Return 2. For those clutching their pearls, don’t worry; the rushed release of this movie, which betrays the studio’s shame at making it in the first place, meant there was nobody sitting anywhere nearby. Or maybe the room filled up after I got in and they were struck dumb by the hypnotic monotony of this film’s familiar rhythms.
Return 3. A movie that also distorts history but only just enough to seem like truth, which is even more insidious and despicable than this gallumphing failure’s gauche error.
Return 4. I look forward to seeing Benjamin Walker play Young Bryan Mills in Taken Begins, because dang, he’s the spitting image of Liam Neeson in this, making me even sadder that the aging pretend-pugilist isn’t playing the actual non-vampire-hunting Abraham Lincoln in Spielberg’s forthcoming biopic.

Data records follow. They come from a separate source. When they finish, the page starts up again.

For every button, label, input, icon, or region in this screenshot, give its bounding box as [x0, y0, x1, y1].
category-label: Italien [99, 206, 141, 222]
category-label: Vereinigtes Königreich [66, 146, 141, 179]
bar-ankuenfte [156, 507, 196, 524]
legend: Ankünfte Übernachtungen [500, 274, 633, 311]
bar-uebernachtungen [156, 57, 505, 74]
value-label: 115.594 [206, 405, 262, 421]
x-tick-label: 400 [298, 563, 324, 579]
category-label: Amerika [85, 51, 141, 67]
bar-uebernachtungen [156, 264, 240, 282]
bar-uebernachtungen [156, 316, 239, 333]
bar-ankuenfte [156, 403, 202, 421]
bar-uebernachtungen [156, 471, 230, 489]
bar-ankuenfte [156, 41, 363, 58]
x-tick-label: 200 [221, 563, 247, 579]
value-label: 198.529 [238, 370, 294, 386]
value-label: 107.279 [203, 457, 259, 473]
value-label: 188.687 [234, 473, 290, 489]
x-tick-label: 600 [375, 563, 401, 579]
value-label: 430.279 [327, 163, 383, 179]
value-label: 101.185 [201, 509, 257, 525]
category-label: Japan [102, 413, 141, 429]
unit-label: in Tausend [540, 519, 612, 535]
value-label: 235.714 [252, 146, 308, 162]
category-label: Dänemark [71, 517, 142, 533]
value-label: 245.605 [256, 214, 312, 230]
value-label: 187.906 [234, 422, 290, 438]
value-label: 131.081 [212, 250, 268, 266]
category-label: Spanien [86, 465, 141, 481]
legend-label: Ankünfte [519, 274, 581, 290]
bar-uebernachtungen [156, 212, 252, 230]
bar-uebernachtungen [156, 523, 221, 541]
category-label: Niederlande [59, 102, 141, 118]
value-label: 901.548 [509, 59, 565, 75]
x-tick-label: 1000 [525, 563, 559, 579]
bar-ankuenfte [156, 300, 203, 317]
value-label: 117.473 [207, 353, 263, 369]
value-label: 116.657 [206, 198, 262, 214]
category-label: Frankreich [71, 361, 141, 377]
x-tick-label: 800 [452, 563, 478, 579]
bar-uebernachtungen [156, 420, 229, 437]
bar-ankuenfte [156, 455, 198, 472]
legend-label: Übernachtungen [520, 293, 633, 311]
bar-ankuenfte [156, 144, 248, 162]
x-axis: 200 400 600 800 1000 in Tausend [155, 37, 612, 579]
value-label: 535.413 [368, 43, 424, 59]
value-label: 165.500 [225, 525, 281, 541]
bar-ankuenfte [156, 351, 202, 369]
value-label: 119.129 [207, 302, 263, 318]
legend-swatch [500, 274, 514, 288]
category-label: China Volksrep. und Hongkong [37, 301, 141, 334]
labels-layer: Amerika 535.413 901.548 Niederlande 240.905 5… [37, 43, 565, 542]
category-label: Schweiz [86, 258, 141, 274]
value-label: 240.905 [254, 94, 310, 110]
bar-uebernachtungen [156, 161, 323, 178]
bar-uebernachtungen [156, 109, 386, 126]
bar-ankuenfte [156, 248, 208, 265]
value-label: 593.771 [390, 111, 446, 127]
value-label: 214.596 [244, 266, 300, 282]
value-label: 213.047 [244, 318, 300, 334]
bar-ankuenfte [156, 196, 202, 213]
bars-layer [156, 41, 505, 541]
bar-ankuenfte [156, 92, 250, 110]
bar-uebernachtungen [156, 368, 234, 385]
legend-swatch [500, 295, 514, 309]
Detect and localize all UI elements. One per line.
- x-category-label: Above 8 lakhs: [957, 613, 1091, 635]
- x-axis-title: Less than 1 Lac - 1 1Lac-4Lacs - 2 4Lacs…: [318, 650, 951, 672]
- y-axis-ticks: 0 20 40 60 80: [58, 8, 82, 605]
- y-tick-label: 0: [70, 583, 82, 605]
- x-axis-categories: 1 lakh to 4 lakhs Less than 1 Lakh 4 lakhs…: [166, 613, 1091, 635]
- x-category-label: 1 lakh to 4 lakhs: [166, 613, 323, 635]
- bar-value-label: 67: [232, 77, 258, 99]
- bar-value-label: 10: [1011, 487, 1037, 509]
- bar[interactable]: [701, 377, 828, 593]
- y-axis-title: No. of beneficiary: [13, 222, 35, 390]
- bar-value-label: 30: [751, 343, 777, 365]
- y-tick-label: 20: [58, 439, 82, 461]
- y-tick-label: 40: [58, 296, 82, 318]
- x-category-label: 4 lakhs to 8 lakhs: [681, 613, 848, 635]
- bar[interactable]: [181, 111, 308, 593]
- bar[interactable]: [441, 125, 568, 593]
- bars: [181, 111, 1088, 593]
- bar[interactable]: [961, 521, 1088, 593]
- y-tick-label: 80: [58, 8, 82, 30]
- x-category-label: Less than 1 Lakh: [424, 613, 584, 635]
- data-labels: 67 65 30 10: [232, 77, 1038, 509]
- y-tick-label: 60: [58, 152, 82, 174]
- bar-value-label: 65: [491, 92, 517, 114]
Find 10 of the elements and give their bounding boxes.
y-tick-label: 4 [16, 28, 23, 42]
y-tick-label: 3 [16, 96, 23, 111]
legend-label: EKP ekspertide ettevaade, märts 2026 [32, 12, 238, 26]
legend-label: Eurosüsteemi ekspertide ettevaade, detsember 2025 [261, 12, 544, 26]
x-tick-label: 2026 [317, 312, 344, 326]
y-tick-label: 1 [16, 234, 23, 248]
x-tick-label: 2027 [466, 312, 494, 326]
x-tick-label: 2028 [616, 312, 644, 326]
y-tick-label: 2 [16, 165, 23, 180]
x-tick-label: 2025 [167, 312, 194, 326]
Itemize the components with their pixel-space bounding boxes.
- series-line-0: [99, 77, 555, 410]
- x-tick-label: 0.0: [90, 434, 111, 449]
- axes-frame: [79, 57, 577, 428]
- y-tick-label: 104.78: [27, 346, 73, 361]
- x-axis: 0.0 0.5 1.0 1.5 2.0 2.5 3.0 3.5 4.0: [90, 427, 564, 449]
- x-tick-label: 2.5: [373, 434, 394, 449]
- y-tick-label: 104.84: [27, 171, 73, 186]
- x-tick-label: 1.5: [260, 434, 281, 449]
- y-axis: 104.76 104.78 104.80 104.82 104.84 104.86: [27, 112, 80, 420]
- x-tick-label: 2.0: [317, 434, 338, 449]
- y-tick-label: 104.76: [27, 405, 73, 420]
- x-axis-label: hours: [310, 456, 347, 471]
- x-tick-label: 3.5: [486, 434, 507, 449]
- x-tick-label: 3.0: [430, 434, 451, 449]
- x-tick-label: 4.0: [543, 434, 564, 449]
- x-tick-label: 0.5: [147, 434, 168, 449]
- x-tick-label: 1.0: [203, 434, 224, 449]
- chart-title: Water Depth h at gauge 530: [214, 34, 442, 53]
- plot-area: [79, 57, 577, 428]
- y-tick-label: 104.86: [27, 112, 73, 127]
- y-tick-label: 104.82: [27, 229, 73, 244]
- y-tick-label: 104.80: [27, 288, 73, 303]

Return 5. Actually, there is evidence that some effort has been put into depicting some elements of Lincoln’s life in a new context. In real life Lincoln put off marrying Mary, which some have thought to be proof that the president was gay, but here Lincoln’s reticence is borne of his fear of involving the woman he loves in his vampire hunting. As for William Johnson, the free African-American who acted as Lincoln’s personal valet, he just fills the role of Falcon to Abe’s Captain America, on duty for exposition-delivering needs, providing proof of Abe’s liberal credentials, and getting in a little bit of vampire hammering at the end. His actual history isn’t mentioned, and even his past is fictionalised; here he features in Abe’s past in order to dramatise the future president’s first encounter with slavery and vampires. The stories of slaves and even free men once more sidelined.